4

Allah'ın âyetlerinde ancak kâfirler (inatla) tartışır. O halde onların şehirlerde dönüp, dolaşması seni aldatmasın.

"Allah'ın âyetlerinde ancak kâfirler tartışır." Allah, Allah'ın âyetleri hakkında mücadele edip tartışanların kâfirliklerini tescil etmektedir. Maksat Allah'ın âyetlerine dil uzatmaktan ötürü batılı ileri sürerek tartışmak ve hakkı çürütmek, yüce Allah'ın nurunu söndürmek kastı ile mücadeleye girişmektir. Buna yüce Allah'ın:

"Ve bâtılı hakkı onunla çürütmek kastıyla ileri sürüp mücadele ettiler" (el-Mu'min, 40/5) âyeti delil teşkil etmektedir.

Kapalı kalmış bir hususu açıklamak, içinden çıkılamayan bir noktayı çözmek, âyetlerin anlamlarını ortaya çıkarmak sapık kimselerin sapıklıklarını reddetmek için bu âyetler ile ilgili tartışma ve mücadeleye gelince, bu Allah yolunda yapılan cihadın en büyüğüdür.

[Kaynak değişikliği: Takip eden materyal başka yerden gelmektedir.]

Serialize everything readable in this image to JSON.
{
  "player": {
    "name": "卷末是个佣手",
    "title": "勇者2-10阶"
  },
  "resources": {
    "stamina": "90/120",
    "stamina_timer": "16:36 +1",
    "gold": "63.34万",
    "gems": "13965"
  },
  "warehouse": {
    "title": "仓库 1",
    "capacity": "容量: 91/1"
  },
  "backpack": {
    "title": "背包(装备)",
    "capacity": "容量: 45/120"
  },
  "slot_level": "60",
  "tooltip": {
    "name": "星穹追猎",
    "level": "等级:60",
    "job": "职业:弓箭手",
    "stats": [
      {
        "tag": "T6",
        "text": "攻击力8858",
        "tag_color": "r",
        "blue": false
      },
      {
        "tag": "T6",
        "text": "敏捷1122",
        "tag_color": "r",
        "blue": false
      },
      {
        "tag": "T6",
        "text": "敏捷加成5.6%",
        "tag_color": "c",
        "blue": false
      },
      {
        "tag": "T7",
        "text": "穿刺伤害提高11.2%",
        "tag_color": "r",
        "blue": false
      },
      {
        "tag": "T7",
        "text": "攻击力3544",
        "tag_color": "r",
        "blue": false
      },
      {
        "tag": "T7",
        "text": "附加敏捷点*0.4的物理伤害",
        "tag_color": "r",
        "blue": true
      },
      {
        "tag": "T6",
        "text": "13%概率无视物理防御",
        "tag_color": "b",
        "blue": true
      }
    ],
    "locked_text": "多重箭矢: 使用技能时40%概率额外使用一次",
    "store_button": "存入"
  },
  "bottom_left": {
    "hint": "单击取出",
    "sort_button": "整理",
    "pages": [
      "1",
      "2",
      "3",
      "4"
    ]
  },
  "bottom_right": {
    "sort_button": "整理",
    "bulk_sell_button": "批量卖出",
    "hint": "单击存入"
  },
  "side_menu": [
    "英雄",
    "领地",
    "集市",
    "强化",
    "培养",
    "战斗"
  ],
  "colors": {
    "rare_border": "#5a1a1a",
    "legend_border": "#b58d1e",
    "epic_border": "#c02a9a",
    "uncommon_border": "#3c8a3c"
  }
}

Bu anlamdaki açıklamalar yeteri kadarıyla daha önceden yüce Allah'ın:

"Allah kendisine hükümdarlık verdi diye Rabbi hakkında İbrahim ile mücadele edeni görmedin mi?" (el-Bakara, 2/258) âyeti açıklanınca geçmiş bulunmaktadır.

"O halde onların şehirlerde dönüp dolaşması" çeşitli şekillerde tasarruflarda bulunması

"seni aldatmasın." Çünkü Ben onlara mühlet versem bile onları cezalandırmayı ihmal etmem, onları cezalandırırım.

"Seni aldatmasın" lâfzı: (........) diye de okunmuştur.

İbn Abbâs dedi ki: Yüce Allah bu âyeti ile (Kureyşlilerin) Mekke'den Şam'a ve Yemen'e ticaretlerini kastetmektedir.

"Seni aldatmasın" âyeti, içinde bulundukları iyi durum ve rızık genişliği seni aldatmasın, çünkü o dünyadaki az bir faydalanmadır, diye de açıklanmıştır.

ez-Zeccâc dedi ki: Kâfir olmalarından sonra esenlikte olmaları

"seni aldatmasın." Çünkü sonunda onlar helâk olacaklardır.

Ebû'l-Aliye dedi ki: İki âyet-i kerîme vardır ki, Kur'ân-ı Kerîm hakkında mücadele edenlere karşı pekçok ağır ve çetin ifadeler taşımaktadır. Birisi yüce Allah'ın:

"Allah'ın âyetlerinde ancak kâfirler tartışır" âyeti, diğeri ise;

"Muhakkak ki kitab hakkında anlaşmazlığa düşenler, elbette (haktan) uzak bir ayrılık içindedirler" (el-Bakara, 2/176) âyetidir.